Lostprophets Fend Off Backlash, 'Make A Move' With New Single

Wales band more involved in creative process than British music press would have readers believe.

As artists like Aqua ("Barbie Girl") and slacker songsmith Afroman

("Because I Got High") can attest, making it in the music industry

takes more than just talent. Timing and a fresh sound also play a big

part.

The Lostprophets, one of only a handful of U.K. bands that more closely resemble their

American rock counterparts than their British brethren's melancholy

outpourings and electronic flare-ups, also know that a kiss from

Lady Luck never hurt an aspiring rock star.

"We were one of the first bands of our generation doing what we're

doing," frontman Ian Watkins said. He cited fellow Wales group Funeral

for a Friend as another group in line with the Lostprophets' melodic,

emotionally fraught rock. "Until we came along, there was a lot of old

rock and metal but not many of our generation doing this.

"But luck is definitely an aspect," he added. "Even some of the coolest

bands in the world never make it because they have bad luck or are in

the wrong place at the wrong time. And then some totally poo-poo bands

make it."

Possessing male-model good looks is rarely a detriment, either, unless

it's used against you. The British music press has a longstanding

reputation for hyping bands up just to take them down, and the

Lostprophets have felt their share of backlash. The group has been

unfairly labeled a boy band that can't write its own songs. The band's

members learned to develop a thick skin against these unjust innuendos.

In fact, they're entertained by some of the more far-fetched rumors,

like the one about them being in rehab, despite four of the six guys

being straightedge.

"I love reading rumors," Watkins said. "It happens. A band sells a

certain amount of records and gets in the spotlight, and then it's time

to talk crap about them. It's just the way it happens. It's the nature

of the beast."

With a hit single, "Last Train Home," already under their belts, the

Lostprophets aren't worried about justifying their skills or disproving

rumors while on the road with pals Hoobastank and Ima Robot. Having fun

is all that's on the agenda from the tour's start Friday in

Chattanooga, Tennessee, through its finale a month later (see [article id="1485256"]"Hoobastank, Lostprophets To Invade College Campuses"[/article]).

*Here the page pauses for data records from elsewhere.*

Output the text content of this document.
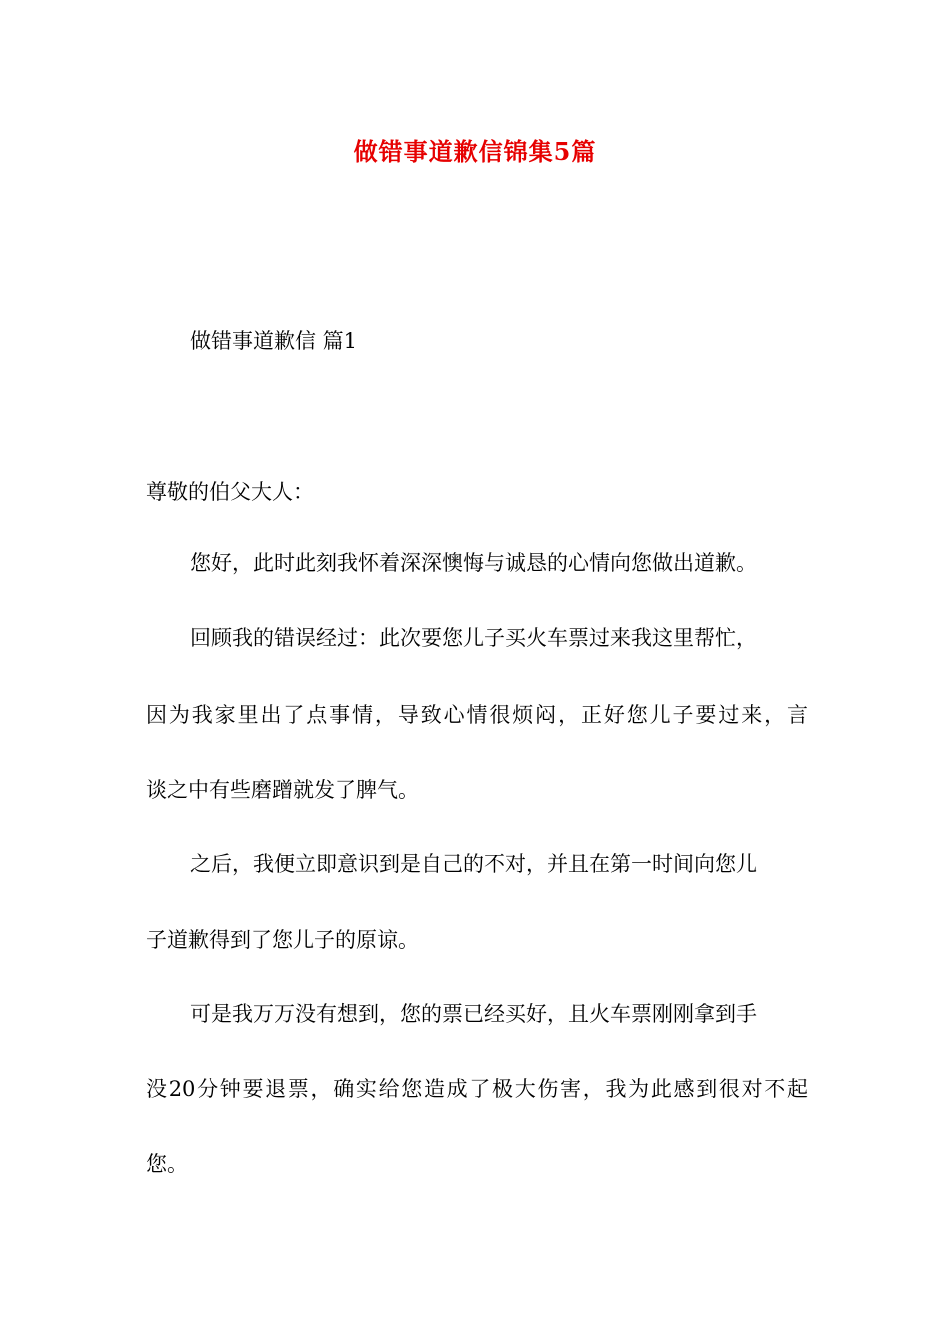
做错事道歉信锦集5篇
做错事道歉信 篇1
尊敬的伯父大人：
您好，此时此刻我怀着深深懊悔与诚恳的心情向您做出道歉。
回顾我的错误经过：此次要您儿子买火车票过来我这里帮忙，
因为我家里出了点事情，导致心情很烦闷，正好您儿子要过来，言
谈之中有些磨蹭就发了脾气。
之后，我便立即意识到是自己的不对，并且在第一时间向您儿
子道歉得到了您儿子的原谅。
可是我万万没有想到，您的票已经买好，且火车票刚刚拿到手
没20分钟要退票，确实给您造成了极大伤害，我为此感到很对不起
您。
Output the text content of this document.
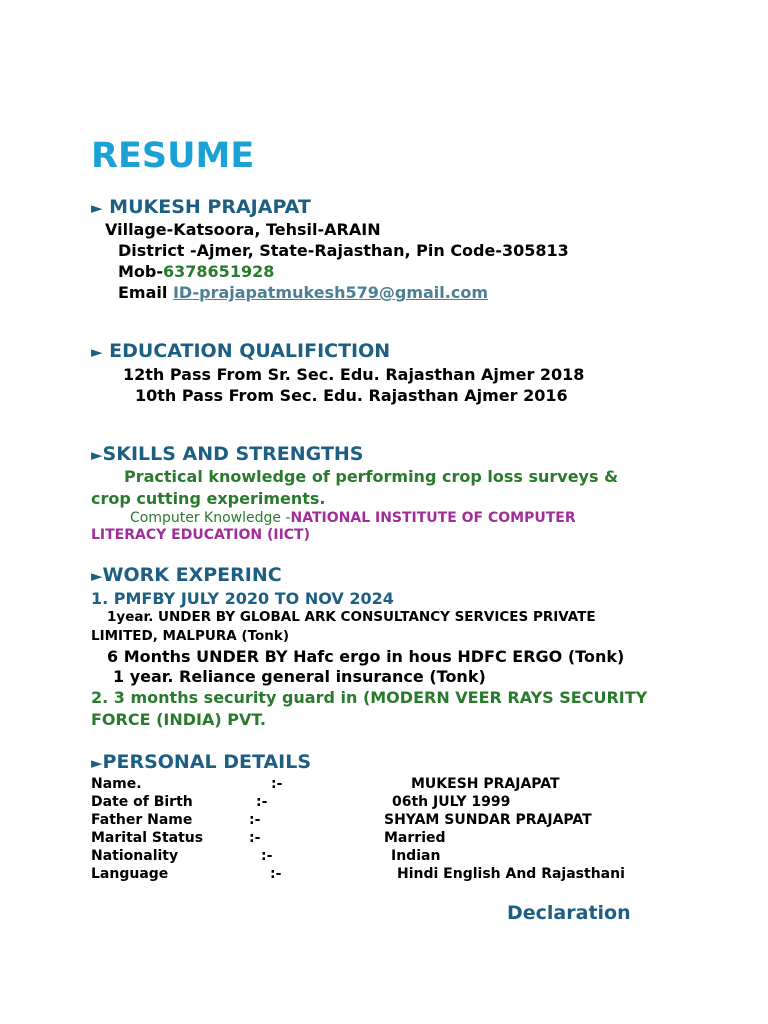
RESUME
► MUKESH PRAJAPAT
Village-Katsoora, Tehsil-ARAIN
District -Ajmer, State-Rajasthan, Pin Code-305813
Mob-6378651928
Email ID-prajapatmukesh579@gmail.com
► EDUCATION QUALIFICTION
12th Pass From Sr. Sec. Edu. Rajasthan Ajmer 2018
10th Pass From Sec. Edu. Rajasthan Ajmer 2016
►SKILLS AND STRENGTHS
Practical knowledge of performing crop loss surveys &
crop cutting experiments.
Computer Knowledge -NATIONAL INSTITUTE OF COMPUTER
LITERACY EDUCATION (IICT)
►WORK EXPERINC
1. PMFBY JULY 2020 TO NOV 2024
1year. UNDER BY GLOBAL ARK CONSULTANCY SERVICES PRIVATE
LIMITED, MALPURA (Tonk)
6 Months UNDER BY Hafc ergo in hous HDFC ERGO (Tonk)
1 year. Reliance general insurance (Tonk)
2. 3 months security guard in (MODERN VEER RAYS SECURITY
FORCE (INDIA) PVT.
►PERSONAL DETAILS
Name.	:-	MUKESH PRAJAPAT
Date of Birth	:-	06th JULY 1999
Father Name	:-	SHYAM SUNDAR PRAJAPAT
Marital Status	:-	Married
Nationality	:-	Indian
Language	:-	Hindi English And Rajasthani
Declaration
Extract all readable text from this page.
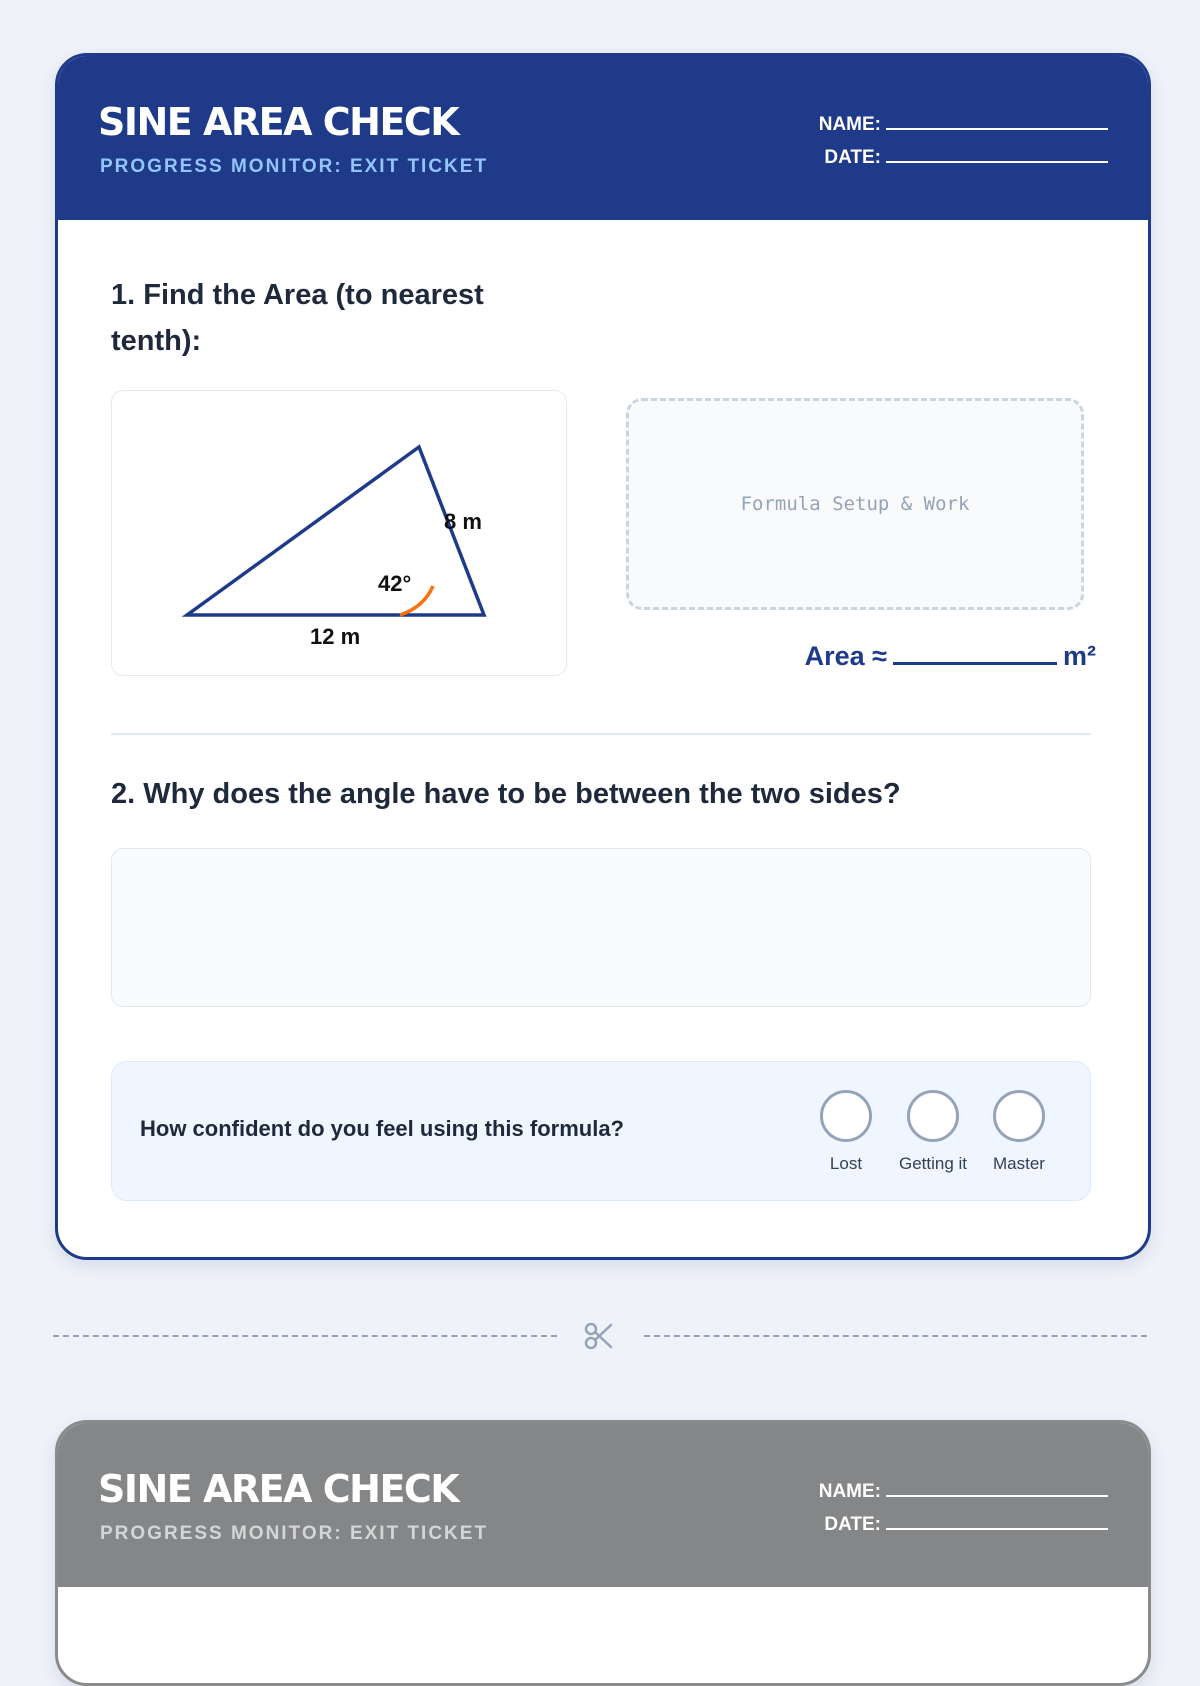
SINE AREA CHECK
PROGRESS MONITOR: EXIT TICKET
NAME:
DATE:
1. Find the Area (to nearest tenth):
12 m
8 m
42°
Formula Setup & Work
Area ≈	m²
2. Why does the angle have to be between the two sides?
How confident do you feel using this formula?
Lost	Getting it	Master
SINE AREA CHECK
PROGRESS MONITOR: EXIT TICKET
NAME:
DATE:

"Touring with your friends is always cool," Watkins said. "It's going

to be a laugh. It's going to be awesome because we're just going to

mess around and have a lot of fun."

The Lostprophets hope "Make a Move," the next single from their

sophomore album, Start Something, will share the success of "Last

Train Home." On Wednesday, the band filmed a video in Los Angeles for the

track, which blends fluttering drum beats with heavy guitars and a

determined call-to-arms chorus. As with most things pertaining to their

career, the bandmembers took an active role in the creation of the

clip, which was directed by Steven Murashige (Incubus, the Ataris).

"We do our own artwork, our own merch," Watkins said. "If you want

something done properly, you should do it yourself. And I don't want

anybody else trying to tell us what we should be or have an image or a

vision for us. We write the music and we're not going to give

everything else away to other people."

"Unless it's our stylists," programmer Jamie Oliver joked.

"Or our songwriters," added guitarist Lee Gaze.

"And don't forget our choreographers," Watkins followed. "And makeup

artists, personal trainers and yoga instructors."